As an exercise I have to prove:
Let $M$ be a finitely generated $R$-module, where $R$ is a noetherian ring (commutative and with $1$). Then:
$$\bigcap_{\mathfrak{p} \in \text{Ass}(M)} \mathfrak{p} = \sqrt{\text{Ann}(M)}$$
Where $\text{Ass}(M) = \{\mathfrak{p}\in \text{Spec}R: \mathfrak{p} = \text{Ann}(m) \text{ for some } m \in M\}$.
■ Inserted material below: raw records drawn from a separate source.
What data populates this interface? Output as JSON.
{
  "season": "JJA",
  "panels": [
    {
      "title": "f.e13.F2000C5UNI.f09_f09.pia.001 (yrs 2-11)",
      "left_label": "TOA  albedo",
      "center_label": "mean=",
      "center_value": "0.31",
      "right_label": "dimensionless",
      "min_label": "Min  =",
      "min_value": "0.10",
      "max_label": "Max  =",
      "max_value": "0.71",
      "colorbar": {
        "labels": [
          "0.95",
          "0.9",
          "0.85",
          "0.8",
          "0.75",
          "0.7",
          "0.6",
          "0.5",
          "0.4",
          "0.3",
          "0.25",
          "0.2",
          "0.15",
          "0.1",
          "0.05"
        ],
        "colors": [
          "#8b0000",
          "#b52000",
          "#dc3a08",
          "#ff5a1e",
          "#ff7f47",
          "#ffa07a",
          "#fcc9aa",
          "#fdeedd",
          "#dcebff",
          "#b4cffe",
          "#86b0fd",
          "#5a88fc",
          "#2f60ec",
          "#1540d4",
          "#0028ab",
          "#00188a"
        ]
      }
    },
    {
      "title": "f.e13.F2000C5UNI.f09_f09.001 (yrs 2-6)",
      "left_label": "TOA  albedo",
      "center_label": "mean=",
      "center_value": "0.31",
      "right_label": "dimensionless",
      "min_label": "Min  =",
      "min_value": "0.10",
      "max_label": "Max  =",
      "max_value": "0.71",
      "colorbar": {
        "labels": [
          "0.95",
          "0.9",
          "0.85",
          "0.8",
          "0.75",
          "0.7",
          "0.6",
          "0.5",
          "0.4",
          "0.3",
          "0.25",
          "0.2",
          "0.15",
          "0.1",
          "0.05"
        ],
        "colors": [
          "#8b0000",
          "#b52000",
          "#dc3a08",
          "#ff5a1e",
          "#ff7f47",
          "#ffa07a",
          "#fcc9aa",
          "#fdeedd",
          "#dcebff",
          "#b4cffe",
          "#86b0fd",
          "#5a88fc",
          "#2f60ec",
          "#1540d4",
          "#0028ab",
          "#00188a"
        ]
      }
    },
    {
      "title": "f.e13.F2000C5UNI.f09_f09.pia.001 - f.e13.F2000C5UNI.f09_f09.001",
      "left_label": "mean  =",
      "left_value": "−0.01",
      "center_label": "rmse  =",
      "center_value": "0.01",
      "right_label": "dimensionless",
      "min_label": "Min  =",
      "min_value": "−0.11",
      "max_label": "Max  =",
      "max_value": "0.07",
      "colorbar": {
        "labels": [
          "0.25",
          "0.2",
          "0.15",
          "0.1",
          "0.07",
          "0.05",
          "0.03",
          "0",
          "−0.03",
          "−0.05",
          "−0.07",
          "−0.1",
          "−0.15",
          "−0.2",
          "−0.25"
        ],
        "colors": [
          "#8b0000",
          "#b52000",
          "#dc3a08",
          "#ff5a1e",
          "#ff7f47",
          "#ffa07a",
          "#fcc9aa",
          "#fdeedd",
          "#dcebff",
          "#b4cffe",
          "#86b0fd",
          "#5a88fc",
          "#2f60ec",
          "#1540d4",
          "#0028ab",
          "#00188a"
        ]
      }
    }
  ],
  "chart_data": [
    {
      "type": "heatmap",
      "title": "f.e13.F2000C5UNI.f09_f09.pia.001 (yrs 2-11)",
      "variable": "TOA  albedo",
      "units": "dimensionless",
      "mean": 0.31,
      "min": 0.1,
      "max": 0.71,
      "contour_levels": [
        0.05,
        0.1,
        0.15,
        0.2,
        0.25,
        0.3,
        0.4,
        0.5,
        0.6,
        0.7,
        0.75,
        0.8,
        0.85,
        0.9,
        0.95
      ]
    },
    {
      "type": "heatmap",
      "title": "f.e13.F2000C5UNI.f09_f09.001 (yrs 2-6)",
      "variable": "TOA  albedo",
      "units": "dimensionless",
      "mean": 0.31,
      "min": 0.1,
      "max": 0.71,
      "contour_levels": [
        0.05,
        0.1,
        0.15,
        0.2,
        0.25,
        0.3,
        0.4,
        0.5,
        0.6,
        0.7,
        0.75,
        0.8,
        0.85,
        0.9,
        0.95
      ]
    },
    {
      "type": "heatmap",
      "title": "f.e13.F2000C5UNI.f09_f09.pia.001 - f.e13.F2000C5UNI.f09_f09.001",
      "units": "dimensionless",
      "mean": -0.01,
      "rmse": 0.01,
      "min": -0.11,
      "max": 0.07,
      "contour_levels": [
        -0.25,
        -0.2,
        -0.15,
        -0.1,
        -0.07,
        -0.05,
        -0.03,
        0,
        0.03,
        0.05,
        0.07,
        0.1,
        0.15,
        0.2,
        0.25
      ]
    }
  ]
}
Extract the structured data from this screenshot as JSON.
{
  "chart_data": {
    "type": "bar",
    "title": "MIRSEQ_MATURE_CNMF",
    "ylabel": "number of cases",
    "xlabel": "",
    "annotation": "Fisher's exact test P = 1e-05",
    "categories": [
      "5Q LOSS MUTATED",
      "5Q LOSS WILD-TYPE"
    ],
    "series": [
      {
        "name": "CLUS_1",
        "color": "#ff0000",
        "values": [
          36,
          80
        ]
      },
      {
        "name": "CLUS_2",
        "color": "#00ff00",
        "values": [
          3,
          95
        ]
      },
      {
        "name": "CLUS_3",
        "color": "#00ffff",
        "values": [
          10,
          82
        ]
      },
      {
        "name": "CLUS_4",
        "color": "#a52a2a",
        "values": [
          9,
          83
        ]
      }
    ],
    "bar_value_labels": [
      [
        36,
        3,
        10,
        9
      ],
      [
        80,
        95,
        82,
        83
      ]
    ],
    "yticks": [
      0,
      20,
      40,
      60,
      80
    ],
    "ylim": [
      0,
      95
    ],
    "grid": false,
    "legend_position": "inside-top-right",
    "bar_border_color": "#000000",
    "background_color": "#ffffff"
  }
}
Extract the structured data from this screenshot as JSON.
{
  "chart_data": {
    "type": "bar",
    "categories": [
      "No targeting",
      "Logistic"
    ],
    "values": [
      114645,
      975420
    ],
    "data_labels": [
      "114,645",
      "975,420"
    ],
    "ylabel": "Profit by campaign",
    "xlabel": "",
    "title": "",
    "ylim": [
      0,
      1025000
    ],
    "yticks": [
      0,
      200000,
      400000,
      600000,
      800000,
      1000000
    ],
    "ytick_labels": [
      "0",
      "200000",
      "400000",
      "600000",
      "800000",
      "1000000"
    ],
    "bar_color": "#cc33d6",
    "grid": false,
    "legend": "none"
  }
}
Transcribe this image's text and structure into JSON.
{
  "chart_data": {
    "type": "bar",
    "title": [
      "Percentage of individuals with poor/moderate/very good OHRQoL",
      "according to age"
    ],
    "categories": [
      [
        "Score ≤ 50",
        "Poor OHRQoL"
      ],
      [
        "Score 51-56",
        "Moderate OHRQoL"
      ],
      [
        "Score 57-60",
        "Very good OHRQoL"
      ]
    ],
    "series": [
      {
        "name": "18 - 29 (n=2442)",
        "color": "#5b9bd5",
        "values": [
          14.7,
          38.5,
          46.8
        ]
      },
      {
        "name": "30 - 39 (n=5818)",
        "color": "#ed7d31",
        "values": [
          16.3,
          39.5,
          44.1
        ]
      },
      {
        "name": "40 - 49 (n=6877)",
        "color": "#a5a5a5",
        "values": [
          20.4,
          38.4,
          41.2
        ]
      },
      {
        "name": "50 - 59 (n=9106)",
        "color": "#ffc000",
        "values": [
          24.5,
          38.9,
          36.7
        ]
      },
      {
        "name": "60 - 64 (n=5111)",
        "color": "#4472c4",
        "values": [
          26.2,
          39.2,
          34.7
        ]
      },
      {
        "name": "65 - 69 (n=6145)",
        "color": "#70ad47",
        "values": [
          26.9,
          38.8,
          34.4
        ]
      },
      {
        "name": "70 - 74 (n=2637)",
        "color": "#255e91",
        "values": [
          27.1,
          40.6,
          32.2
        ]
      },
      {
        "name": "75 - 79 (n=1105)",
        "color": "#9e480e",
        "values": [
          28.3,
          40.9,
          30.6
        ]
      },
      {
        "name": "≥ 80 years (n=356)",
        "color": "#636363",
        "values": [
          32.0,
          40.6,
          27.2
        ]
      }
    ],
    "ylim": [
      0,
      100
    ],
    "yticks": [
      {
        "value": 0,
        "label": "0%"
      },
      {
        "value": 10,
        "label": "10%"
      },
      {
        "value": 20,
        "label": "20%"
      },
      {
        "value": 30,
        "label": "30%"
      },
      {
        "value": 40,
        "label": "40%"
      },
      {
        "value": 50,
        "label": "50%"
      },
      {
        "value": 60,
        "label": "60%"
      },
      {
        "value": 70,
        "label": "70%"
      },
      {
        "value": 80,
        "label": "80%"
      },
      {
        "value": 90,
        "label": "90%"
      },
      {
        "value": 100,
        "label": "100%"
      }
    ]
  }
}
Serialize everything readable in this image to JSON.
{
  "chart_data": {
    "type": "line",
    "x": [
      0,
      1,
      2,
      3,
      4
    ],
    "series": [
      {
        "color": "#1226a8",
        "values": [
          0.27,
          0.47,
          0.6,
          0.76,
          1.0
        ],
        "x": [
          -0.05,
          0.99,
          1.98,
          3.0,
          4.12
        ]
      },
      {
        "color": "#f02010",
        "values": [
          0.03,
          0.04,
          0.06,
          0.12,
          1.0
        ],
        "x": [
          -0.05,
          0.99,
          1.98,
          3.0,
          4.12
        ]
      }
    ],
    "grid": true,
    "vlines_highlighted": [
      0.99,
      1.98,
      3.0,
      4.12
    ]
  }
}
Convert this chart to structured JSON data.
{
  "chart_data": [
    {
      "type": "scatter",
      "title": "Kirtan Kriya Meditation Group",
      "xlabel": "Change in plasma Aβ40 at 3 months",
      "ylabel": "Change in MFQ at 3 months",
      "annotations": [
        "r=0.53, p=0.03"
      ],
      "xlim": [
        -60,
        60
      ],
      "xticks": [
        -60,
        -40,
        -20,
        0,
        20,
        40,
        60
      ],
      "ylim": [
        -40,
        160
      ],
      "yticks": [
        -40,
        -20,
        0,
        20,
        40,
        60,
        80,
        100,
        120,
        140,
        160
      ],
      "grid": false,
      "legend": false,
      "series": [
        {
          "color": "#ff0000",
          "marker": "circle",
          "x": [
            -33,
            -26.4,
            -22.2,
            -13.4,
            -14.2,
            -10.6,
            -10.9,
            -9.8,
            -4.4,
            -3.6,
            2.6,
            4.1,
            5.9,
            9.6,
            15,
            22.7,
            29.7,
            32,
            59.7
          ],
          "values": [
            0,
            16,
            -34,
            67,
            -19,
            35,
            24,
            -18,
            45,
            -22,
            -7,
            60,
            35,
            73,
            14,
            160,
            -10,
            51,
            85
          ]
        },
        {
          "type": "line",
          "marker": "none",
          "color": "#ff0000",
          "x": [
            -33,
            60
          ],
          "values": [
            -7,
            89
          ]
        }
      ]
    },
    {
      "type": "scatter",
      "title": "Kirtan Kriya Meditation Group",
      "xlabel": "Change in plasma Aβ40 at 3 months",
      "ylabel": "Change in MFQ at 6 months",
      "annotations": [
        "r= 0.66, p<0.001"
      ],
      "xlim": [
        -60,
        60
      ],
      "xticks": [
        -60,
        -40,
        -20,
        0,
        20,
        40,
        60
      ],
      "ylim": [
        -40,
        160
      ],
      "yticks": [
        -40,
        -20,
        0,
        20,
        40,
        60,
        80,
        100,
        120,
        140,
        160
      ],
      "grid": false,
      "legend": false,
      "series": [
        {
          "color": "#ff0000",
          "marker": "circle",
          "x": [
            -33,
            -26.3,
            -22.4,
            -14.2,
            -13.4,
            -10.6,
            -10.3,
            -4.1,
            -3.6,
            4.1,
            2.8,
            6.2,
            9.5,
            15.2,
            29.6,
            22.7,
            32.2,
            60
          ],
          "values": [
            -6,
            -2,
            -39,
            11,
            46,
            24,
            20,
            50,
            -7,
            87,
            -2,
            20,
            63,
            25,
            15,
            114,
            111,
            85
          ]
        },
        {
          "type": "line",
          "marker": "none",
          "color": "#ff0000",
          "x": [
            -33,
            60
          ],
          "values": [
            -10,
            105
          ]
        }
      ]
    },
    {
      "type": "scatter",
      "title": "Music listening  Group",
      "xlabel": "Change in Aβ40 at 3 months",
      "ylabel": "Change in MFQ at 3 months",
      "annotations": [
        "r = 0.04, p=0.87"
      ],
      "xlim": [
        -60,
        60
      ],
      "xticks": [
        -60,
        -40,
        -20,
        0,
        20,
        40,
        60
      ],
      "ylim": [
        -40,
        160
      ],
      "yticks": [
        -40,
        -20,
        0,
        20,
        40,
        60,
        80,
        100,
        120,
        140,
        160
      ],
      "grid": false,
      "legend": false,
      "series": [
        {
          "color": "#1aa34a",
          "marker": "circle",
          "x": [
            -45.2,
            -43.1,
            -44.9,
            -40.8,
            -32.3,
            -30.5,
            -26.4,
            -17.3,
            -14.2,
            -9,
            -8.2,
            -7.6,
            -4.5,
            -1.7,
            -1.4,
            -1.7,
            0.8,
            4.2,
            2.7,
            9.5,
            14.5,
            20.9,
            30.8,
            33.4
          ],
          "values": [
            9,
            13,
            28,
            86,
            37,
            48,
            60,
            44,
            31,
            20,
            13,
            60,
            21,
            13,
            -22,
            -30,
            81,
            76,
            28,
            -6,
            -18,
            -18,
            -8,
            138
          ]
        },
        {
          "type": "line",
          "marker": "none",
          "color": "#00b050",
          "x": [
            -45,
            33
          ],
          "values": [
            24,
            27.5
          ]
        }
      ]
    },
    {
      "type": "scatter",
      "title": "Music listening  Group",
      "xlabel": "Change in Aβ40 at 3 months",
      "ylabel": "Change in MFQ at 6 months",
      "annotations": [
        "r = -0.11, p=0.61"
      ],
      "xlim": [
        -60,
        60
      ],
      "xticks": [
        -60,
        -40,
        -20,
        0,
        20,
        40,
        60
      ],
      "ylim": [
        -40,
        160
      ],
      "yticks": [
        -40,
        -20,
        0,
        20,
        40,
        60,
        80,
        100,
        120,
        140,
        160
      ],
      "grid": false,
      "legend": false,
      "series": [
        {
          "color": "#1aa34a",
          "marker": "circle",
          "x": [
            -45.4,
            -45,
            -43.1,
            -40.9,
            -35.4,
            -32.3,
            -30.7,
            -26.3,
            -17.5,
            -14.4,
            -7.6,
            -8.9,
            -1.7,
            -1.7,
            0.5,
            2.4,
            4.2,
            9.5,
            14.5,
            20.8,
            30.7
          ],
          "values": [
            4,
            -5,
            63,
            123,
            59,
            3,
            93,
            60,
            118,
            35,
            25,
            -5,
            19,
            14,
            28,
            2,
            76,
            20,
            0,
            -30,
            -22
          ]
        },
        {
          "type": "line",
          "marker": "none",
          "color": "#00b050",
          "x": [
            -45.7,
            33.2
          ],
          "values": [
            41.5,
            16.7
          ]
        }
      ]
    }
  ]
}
The "$\supseteq$" inclusion is trivial, however I am stuck on the other inclusion. I have seen a similar result formulated using $\operatorname{Supp}(M)$, however we have not encountered this yet. My idea was to show that $\text{Ass}(M) = \{\mathfrak{p} \in \text{Spec}R : \text{Ann}(M) \subseteq \mathfrak{p} \}$, because we know that $\sqrt{I} = \bigcap_{\mathfrak{p} \in \text{Spec}R, I \subseteq \mathfrak{p}} \mathfrak{p}$ for an ideal $I$. That didn't really seem to work. What can I try here?
Best Answer
Lemma. Let $M$ be a finite module over a Noetherian ring $R$. Then $$ \sqrt{\operatorname{Ann}M}=\bigcap\operatorname{Supp}M=\bigcap\operatorname{Ass}M. $$
Proof. Since $M$ is finite, then $V(\operatorname{Ann}M)=\operatorname{Supp}M$, 00L2. Thus, by 00E0.7, we have $\sqrt{\operatorname{Ann}M}=\bigcap V(\operatorname{Ann}M)=\bigcap\operatorname{Supp} M$. Suppose we have shown that for $S\in\{\operatorname{Ass}M,\operatorname{Supp}M\}$, every prime $\mathfrak{p}\in S$ contains a minimal prime of $S$. Then it will follow $\bigcap\operatorname{Supp} M=\bigcap\operatorname{Ass}M$ from 02CE. On the one hand, the assertion is true for $S=\operatorname{Ass}M$ by 00LC. On the other hand, each point in $S=\operatorname{Supp}M$ is contained in some irreducible component of $S$ by 0052 ($S$ is Noetherian since $\operatorname{Spec}R$ is). Since $\operatorname{Supp}M=V(\operatorname{Ann}M)$ is sober (use 0B31 and that $\operatorname{Spec}R$ is sober), this means that every point in $\operatorname{Supp}M$ generalizes (in the sense of 0061) to a minimal prime of $\operatorname{Supp}M$, as we wanted to show. $\square$